Here was September’s This Week In History that was published weekly on the McHenry Public Library’s homepage.
September 4, 1930 – Headline: HS Enrollment Breaks Records
The McHenry High School saw a drastic rise in its population securing 63 new students in its freshman class alone and total attendance up to 200 students. Credit was given to Superintendent C. H. Duker in promoting the importance of education to the community.
September 15, 1904 – Headline: Riverside Dance
On September 10, 1904 the Riverside Hall hosted a dance contest that was attended by 90 couples. The dance was a close contest and five couples were selected as finalists. The deciding performance was a waltz, with the winning couple each receiving a 2 1/2 dollar gold piece.
September 23, 1948 – Headline: “Tandem Time” To Be Benefit Production Of Hospital Group
The Woodstock Auxiliary hosted its annual fundraiser to benefit the construction of a new wing for the Woodstock Hospital for mothers and newborn infants. The performance was “Tandem Time” an 1890s piece. McHenry residents, who would also benefit from the construction, performed and supplied costumes for the fundraiser.

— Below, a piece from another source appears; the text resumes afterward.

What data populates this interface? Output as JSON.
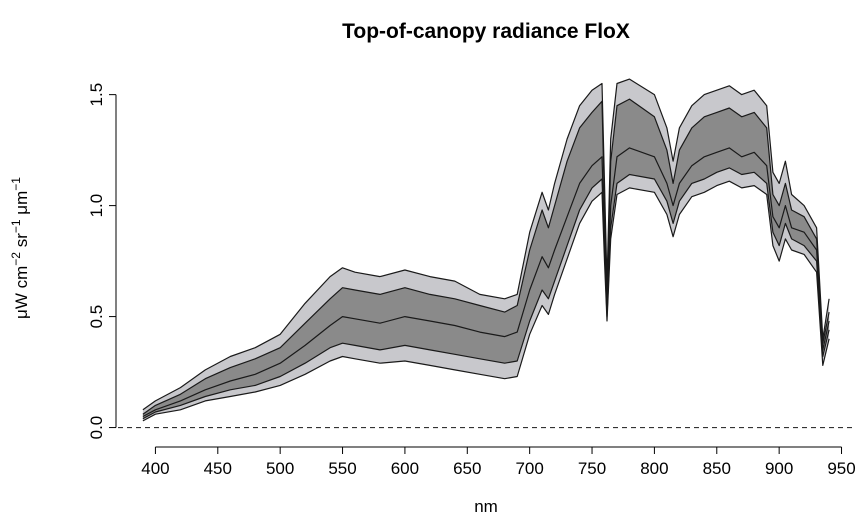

September 26, 1877 – Headline: The McHenry Pickle Factory A short sketch of what they are doing this season
The McHenry Pickle Factory was economically solvent in 1877, a time when the US as a whole was in the midst of an economic panic. The McHenry Pickle Factory building was over 500 feet long and processed 25/ 40 gallon barrels of pickles a day. The factory also owned the nearby cooper shop, which supplied all of the barrels & casks needed for their pickle & vinegar business.
During the early part of the 20th century, McHenry was a booming tourist destination. People from Chicago and the surrounding areas would flock to McHenry to enjoy Pistakee Lake and Bay, the Fox River and other relaxing attractions. Realizing the economic opportunity, McHenry welcomed the tourists having already established resorts and hotels in the area. McHenry also offered various forms of entertainment such as dancing at the Riverside Hotel/Hall.

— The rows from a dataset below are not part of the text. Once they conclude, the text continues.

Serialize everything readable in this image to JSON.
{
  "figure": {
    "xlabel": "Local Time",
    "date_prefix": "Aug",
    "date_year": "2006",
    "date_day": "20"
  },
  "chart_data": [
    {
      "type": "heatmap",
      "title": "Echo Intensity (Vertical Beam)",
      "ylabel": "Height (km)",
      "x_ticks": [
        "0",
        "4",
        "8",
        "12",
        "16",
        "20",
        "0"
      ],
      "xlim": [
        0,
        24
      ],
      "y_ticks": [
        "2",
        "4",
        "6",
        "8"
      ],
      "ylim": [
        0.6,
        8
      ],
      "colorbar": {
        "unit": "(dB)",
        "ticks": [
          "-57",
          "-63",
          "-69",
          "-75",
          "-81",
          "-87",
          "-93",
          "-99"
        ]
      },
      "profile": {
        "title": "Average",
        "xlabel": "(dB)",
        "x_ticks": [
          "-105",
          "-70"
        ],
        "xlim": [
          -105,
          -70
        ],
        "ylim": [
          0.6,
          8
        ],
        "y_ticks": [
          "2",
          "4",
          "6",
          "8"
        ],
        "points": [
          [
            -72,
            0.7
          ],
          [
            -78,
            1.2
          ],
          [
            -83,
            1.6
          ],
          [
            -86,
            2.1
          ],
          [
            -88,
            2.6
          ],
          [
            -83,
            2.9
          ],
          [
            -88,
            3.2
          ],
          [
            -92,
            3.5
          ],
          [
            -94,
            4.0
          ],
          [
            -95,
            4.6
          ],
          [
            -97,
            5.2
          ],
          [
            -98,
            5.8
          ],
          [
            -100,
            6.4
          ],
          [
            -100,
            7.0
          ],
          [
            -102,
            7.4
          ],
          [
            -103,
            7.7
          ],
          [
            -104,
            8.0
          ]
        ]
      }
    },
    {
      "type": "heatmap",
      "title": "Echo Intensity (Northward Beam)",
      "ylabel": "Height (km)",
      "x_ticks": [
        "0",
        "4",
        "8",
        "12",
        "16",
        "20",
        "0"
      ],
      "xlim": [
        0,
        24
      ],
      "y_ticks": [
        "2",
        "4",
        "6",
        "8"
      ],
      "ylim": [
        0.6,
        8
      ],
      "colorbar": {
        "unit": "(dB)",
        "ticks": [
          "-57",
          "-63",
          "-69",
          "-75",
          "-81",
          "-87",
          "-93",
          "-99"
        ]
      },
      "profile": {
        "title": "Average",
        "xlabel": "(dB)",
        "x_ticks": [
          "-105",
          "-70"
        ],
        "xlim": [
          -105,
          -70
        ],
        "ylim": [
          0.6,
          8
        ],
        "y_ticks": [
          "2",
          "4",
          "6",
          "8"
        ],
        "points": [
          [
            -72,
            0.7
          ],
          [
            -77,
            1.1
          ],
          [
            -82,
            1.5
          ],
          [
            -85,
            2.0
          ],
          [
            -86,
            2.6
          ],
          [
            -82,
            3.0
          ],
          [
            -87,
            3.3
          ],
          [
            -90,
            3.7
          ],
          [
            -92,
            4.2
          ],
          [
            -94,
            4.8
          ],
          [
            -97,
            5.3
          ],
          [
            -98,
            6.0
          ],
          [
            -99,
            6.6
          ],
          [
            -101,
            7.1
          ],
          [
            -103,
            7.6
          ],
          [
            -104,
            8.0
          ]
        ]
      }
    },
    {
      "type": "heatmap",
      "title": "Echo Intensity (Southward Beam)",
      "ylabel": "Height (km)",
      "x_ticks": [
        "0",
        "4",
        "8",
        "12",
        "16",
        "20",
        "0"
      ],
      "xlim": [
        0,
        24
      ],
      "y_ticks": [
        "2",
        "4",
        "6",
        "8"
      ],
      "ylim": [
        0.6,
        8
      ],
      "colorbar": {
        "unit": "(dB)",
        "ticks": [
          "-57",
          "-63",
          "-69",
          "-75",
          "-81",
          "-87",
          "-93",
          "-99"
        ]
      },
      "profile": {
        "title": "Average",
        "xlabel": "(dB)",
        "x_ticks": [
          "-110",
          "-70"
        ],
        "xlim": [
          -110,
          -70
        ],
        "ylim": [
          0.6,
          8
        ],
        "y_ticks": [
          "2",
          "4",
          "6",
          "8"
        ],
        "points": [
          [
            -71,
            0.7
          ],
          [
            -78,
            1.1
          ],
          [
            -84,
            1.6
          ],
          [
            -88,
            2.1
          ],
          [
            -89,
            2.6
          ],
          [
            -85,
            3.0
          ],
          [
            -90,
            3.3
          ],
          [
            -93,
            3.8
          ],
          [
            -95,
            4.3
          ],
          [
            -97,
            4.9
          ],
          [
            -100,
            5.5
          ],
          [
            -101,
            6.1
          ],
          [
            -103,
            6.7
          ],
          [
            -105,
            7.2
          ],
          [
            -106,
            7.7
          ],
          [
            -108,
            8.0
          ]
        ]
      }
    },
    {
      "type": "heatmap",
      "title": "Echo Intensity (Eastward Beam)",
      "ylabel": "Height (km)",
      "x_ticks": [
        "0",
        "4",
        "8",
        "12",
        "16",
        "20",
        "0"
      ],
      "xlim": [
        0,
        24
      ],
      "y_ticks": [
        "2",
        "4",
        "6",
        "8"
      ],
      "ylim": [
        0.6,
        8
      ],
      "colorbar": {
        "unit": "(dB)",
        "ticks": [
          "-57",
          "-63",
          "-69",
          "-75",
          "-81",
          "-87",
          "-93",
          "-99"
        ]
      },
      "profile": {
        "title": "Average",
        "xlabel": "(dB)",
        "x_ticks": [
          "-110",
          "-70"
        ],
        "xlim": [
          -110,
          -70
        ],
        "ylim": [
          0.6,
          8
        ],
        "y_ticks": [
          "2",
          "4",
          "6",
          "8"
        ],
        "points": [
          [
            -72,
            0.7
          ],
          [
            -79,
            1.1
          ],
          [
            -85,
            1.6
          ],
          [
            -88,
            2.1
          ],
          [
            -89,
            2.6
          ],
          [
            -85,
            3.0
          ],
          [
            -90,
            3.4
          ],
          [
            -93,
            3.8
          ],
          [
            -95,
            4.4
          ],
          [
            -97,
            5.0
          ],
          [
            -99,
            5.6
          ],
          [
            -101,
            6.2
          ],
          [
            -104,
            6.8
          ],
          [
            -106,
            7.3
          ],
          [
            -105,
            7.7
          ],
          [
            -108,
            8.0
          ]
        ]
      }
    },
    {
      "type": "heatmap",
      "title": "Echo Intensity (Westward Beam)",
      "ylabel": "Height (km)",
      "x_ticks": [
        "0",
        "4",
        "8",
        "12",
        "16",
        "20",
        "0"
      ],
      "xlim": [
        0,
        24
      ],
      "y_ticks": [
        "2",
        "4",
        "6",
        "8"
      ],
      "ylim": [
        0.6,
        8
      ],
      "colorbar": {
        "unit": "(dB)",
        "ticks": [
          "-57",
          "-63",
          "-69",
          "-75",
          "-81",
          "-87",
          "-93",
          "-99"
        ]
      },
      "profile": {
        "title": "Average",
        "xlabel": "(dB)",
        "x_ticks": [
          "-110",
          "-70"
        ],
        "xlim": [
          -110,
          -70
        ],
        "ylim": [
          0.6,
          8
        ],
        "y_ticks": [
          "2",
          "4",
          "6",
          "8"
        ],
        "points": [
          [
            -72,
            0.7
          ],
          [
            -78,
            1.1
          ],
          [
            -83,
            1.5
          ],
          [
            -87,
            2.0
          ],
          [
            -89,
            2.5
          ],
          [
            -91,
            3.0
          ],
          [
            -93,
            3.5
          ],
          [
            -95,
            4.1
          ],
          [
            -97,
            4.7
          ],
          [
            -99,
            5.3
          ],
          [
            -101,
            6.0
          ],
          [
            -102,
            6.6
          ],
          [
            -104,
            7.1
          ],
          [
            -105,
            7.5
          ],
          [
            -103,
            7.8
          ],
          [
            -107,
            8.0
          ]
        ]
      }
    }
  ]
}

The city-fathers realized early on that adding a ground-floor indoor facility that could house a sport, fair, convention or large indoor gatherings could greatly benefit the city’s economy. This large facility could host events and be a magnet to gather the tourists and local people alike. This was an idea that took shape over time. It appears to have first been mentioned around 1909. However, it really seemed to take on steam in 1912. On February 22, 1912 the McHenry newspaper, the Plaindealer, posted a picture of the proposed coliseum. The plan was described as having steam heating, electricity and bathrooms with indoor plumbing. An earlier account noted that the building would be built from cement blocks and constructed in a semicircular pattern to limit posts and beams obstructing spectators’ views. It would be used to entertain vacationers in the summer and offer new opportunities to the citizens of McHenry in colder weather.

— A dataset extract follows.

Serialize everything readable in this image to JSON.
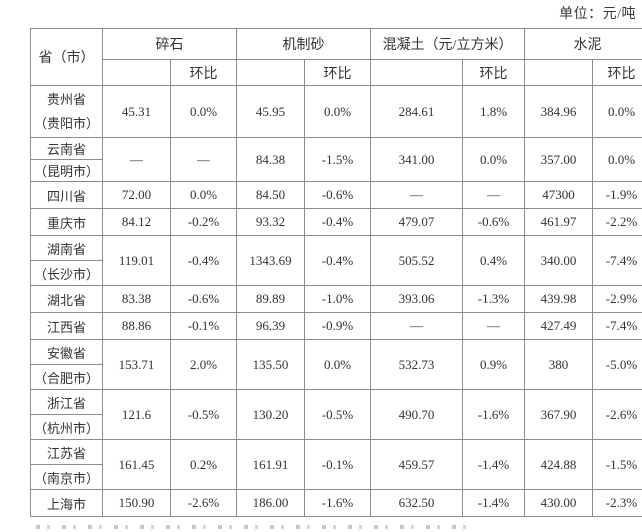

There were a couple of places mentioned for the location of the coliseum’s construction. One location was the “center of town” and the other was Water Street (now Riverside Drive). The idea was that the people of the city would invest in the project by purchasing shares so the coliseum would be literally for the people of McHenry. One document mentioned about 100 people were willing to invest int the project. In February,1912, an article stated that 3/4 of the funds had been raised and that the construction was all but a certainty. However, the construction never came to be. How close the project came to fruition or why it didn’t materialize is hard to say. In August,1912, the McHenryPlaindealer newspaper mentions that the idea of a coliseum wasn’t dead and that some citizens wanted to continue with the project. However, there is no further mention of a coliseum anywhere in any McHenry historical documents. It’s interesting to imagine what a building like this could have meant for McHenry’s growth.